The oft-mentioned light at the end of the tunnel may just be glowing a little brighter. Falling infection rates coupled with the timely vaccine rollout, the impressive housing market bounceback and an optimistic forecast set by the Bank of England are all stock for the refreshment station of this long marathon. But this is not the only race we are running. A timely reminder last week came on the miles ahead to protect the natural world.
The circus
Admit it. There’s one show in town, and it’s the vaccination programme. The economy bumbles along, with spending about one third lower than last year (32%, based on cards), footfall down two thirds (65%), 18% of the workforce are furloughed and 36% of us worked exclusively from home. And this is probably largely how things will stay until we can ease lockdown. Falling infection rates, while clearly good, don’t sustainably change this. Only vaccination does. So now 12 million of us have had the first dose, running at around half a million doses a day. Every day brings a little more hope.
Getting moving
For several months of last year, it was virtually impossible to move home in the UK, yet such is the scale of the housing market bounceback that 2020 ended up beating 2019 for mortgaged house moves. Over 800,000 mortgages for house purchase were issued. With the stamp duty holiday due to expire in April, the market may need some more policy support to avoid a slowdown.
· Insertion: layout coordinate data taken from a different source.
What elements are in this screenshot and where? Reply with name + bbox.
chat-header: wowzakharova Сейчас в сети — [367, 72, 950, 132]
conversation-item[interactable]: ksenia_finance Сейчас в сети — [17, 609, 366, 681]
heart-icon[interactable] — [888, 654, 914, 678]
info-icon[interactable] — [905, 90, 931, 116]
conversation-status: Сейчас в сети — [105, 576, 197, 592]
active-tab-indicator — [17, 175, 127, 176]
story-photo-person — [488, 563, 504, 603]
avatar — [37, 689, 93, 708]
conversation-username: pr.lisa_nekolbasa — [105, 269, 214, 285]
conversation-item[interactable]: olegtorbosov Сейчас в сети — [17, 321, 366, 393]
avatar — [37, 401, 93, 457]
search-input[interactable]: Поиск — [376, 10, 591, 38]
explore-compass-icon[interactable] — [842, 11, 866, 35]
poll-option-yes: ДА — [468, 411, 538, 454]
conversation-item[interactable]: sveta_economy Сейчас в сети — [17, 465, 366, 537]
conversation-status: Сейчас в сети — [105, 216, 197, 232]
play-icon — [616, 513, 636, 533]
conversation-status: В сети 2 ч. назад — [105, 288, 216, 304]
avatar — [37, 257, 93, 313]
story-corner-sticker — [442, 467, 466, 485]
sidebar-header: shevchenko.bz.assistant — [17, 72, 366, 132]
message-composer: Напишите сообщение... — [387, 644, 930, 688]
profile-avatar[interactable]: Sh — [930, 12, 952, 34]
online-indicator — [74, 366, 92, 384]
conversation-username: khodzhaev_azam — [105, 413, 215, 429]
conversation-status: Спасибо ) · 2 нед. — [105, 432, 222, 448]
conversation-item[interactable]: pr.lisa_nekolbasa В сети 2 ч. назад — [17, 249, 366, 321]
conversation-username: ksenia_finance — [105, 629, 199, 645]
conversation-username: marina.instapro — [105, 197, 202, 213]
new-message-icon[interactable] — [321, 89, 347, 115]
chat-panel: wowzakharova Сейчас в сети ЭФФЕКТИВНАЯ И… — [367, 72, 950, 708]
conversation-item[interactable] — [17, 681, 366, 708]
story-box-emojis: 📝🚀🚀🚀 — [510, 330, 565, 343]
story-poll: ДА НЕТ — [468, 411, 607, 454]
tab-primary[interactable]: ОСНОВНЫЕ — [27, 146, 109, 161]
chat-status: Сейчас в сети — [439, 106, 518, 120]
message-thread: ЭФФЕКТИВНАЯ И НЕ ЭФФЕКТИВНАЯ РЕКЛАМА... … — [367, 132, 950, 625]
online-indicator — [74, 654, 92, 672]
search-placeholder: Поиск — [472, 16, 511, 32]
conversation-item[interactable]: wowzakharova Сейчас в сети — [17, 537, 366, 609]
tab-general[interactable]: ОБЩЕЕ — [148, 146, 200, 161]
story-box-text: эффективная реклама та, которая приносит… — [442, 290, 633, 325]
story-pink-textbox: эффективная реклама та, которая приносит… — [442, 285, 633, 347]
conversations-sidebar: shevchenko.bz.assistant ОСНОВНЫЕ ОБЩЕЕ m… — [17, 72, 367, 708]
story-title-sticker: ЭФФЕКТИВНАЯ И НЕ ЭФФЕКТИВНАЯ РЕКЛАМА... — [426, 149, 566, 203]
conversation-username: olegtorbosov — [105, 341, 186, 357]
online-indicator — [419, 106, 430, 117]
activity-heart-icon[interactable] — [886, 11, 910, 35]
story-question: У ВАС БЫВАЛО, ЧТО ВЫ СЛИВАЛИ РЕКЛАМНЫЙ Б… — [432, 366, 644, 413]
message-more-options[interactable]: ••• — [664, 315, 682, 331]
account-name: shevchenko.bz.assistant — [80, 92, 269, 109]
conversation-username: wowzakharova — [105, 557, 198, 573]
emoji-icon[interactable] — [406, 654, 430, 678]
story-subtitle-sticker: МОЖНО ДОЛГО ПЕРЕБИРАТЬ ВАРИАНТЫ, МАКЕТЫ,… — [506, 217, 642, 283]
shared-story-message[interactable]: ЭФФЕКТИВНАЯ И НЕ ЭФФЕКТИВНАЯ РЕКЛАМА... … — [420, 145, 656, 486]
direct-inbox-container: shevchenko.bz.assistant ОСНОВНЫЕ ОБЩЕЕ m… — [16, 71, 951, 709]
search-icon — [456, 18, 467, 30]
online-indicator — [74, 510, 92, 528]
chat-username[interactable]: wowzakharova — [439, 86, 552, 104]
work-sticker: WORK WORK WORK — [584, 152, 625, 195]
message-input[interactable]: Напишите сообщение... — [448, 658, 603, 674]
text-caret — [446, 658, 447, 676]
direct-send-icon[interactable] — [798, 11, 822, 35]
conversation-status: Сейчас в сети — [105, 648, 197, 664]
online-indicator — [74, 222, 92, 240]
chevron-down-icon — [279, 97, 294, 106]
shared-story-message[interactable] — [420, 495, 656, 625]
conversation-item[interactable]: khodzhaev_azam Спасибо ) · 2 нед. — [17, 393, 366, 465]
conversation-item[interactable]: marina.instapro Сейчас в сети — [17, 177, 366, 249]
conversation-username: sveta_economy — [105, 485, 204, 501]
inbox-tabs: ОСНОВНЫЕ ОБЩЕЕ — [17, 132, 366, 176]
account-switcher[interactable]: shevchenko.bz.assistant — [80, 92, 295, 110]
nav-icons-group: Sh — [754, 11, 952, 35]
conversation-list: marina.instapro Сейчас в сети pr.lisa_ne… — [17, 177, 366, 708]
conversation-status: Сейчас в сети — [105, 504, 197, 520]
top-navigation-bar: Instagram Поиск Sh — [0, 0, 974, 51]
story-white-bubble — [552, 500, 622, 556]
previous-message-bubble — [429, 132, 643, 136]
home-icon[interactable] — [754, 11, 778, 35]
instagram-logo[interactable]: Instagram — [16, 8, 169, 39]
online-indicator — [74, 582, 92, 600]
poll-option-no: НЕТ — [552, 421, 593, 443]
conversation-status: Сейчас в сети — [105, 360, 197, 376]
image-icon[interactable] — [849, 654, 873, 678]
There’s no sign of households’ deposit accumulation slowing down though, with another £20bn increase in December. That brings the rise in liquid savings in 2020 to around £130bn, according to the Bank of England, and 2021’s economic prospects hang on whether people are willing and able to spend it.
Stand ready
The BoE’s latest policy meeting could be described as all talk, no action. No change in bank rate (0.1%) or asset purchases (QE). But banks must be operationally ready to implement negative rates in six months’ time. That doesn’t mean they will be used, just available in the policy toolbox. If the BoE’s racy forecasts prove correct, the next interest rate move will be up, not down. A rapid economic recovery is expected from Q2 as the vaccine rollout enables lockdown restrictions to be lifted. Economic growth of 5% this year and 7.25% in 2022 should see the UK economy return to its pre-pandemic size by Q1 2022. Meanwhile, unemployment is set to peak just shy of 8% in Q3 before returning to 5% in 2022.